Setting Up Jenkins CI with Nexus Repository Manager for Maven Artifact Management
This guide walks through installing Jenkins and Nexus Repository Manager with Docker, configuring a Maven hosted repository, adding Nexus credentials and Maven tools in Jenkins, and creating a Jenkins pipeline that builds a Java project and publishes its artifacts to Nexus, illustrating a complete CI/CD workflow.
This tutorial demonstrates how to use Jenkins as a continuous integration server together with Nexus Repository Manager as a Maven artifact repository, enabling a full CI/CD workflow for building, storing, managing, and monitoring compiled artifacts.
Jenkins installation : Run the Jenkins Docker container with docker run -d --name jenkins-ci -p 8080:8080 jenkins/jenkins:lts , access it via http://your-ip-addr:8080 , and retrieve the initial admin password using docker exec -i jenkins-ci cat /var/jenkins_home/secrets/initialAdminPassword .

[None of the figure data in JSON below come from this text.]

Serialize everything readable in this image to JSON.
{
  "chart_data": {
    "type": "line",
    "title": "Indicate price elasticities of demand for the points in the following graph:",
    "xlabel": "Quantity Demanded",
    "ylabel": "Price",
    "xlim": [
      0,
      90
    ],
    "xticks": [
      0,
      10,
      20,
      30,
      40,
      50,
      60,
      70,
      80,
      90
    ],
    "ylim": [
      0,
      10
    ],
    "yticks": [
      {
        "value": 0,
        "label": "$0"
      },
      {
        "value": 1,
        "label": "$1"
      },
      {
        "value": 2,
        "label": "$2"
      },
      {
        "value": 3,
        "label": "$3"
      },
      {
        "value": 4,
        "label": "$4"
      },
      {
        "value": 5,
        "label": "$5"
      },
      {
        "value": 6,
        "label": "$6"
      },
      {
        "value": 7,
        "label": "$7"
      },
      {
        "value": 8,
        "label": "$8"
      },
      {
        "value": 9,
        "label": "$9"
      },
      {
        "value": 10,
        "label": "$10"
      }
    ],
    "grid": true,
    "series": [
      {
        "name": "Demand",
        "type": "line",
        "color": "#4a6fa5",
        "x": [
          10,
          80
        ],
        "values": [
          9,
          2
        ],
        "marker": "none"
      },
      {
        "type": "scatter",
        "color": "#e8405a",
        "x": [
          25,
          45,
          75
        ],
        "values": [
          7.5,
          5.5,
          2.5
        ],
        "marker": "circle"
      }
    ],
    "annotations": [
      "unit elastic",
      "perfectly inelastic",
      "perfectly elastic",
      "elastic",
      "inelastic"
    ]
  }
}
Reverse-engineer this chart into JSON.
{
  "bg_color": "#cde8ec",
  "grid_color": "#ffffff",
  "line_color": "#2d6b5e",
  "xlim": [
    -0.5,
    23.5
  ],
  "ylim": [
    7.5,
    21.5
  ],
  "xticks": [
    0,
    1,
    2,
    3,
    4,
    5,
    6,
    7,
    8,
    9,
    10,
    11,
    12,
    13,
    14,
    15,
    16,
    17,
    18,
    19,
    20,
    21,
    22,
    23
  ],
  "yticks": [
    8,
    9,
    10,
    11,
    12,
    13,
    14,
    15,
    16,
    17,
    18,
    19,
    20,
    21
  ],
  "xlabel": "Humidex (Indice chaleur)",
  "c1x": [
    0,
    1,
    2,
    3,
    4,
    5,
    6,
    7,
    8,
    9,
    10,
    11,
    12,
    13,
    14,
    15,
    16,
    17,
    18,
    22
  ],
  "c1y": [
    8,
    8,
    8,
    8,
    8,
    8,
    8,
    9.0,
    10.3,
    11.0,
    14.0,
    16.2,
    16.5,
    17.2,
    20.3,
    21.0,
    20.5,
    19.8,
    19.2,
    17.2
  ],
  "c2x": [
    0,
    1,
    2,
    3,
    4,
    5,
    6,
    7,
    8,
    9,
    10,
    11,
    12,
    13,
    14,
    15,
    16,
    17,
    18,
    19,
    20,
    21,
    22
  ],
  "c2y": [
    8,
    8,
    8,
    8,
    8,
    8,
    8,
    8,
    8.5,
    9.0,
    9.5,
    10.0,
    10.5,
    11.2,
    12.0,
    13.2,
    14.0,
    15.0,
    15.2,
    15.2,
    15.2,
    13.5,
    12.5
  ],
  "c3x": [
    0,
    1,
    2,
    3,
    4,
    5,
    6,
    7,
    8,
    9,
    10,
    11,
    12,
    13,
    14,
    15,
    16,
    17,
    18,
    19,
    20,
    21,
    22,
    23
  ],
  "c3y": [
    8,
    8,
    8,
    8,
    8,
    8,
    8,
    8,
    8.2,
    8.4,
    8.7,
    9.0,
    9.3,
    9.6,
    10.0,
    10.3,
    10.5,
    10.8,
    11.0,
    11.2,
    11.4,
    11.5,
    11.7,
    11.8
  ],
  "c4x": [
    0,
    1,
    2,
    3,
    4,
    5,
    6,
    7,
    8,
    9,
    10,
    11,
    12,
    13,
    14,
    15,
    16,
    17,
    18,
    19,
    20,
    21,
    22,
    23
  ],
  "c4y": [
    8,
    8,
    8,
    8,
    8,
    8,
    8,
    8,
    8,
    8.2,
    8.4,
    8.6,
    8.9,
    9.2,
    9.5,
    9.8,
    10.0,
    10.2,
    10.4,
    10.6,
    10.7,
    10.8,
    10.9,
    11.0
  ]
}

Nexus installation : Pull the Nexus image with docker pull sonatype/nexus3 and start it on port 8081 using docker run -d --name nexus_repo -p 8081:8081 sonatype/nexus3 . Verify startup by checking the logs ( docker logs nexus_repo -f ) for the message "Started Sonatype Nexus OSS 3.20.1-01" and then open http://your-ip-addr:8081 to log in (default user admin and password obtained via docker exec -i nexus_repo cat /nexus-data/admin.password ).
Creating a Maven hosted repository in Nexus : In the Nexus UI, create a new repository named maven-nexus-repo , select the Maven2 format, enable redeployment, and configure appropriate storage settings.
Jenkins configuration : Install the "Nexus Artifact Uploader" plugin, add Nexus credentials under Credentials → System → Global credentials , and configure Maven as a tool in Manage Jenkins → Global Tool Configuration .
Jenkins pipeline script (shown below) defines environment variables for Nexus connection, checks out a sample Java project, builds it with Maven, and uploads the generated artifact and POM to the Nexus repository using nexusArtifactUploader :
pipeline {
agent { label "master" }
tools { maven "Maven" }
environment {
NEXUS_VERSION = "nexus3"
NEXUS_PROTOCOL = "http"
NEXUS_URL = "your-ip-addr:8081"
NEXUS_REPOSITORY = "maven-nexus-repo"
NEXUS_CREDENTIAL_ID = "nexus-user-credentials"
}
stages {
stage("Clone code from VCS") {
steps { script { git 'https://github.com/javaee/cargotracker.git' } }
}
stage("Maven Build") {
steps { script { sh "mvn package -DskipTests=true" } }
}
stage("Publish to Nexus Repository Manager") {
steps { script {
pom = readMavenPom file: "pom.xml"
filesByGlob = findFiles(glob: "target/*.${pom.packaging}")
artifactPath = filesByGlob[0].path
if (fileExists(artifactPath)) {
nexusArtifactUploader(
nexusVersion: NEXUS_VERSION,
protocol: NEXUS_PROTOCOL,
nexusUrl: NEXUS_URL,
groupId: pom.groupId,
version: pom.version,
repository: NEXUS_REPOSITORY,
credentialsId: NEXUS_CREDENTIAL_ID,
artifacts: [
[artifactId: pom.artifactId, classifier: "", file: artifactPath, type: pom.packaging],
[artifactId: pom.artifactId, classifier: "", file: "pom.xml", type: "pom"]
]
)
} else { error "*** File: ${artifactPath}, could not be found" }
} }
}
}
}The pipeline variables are explained: NEXUS_VERSION (e.g., nexus3 ), NEXUS_PROTOCOL (use http for testing, https for production), NEXUS_URL (IP and port), NEXUS_CREDENTIAL_ID (Jenkins credential ID), and the Git project URL.
After saving the job, trigger a build; upon success, Jenkins console output shows the uploaded artifact details, and the Nexus UI displays the newly stored Maven artifact, confirming a functional CI/CD pipeline that centralizes artifact management.
Finally, the guide notes that Nexus can be extended with cloud storage back‑ends such as AWS S3 or Google Cloud Storage for greater flexibility.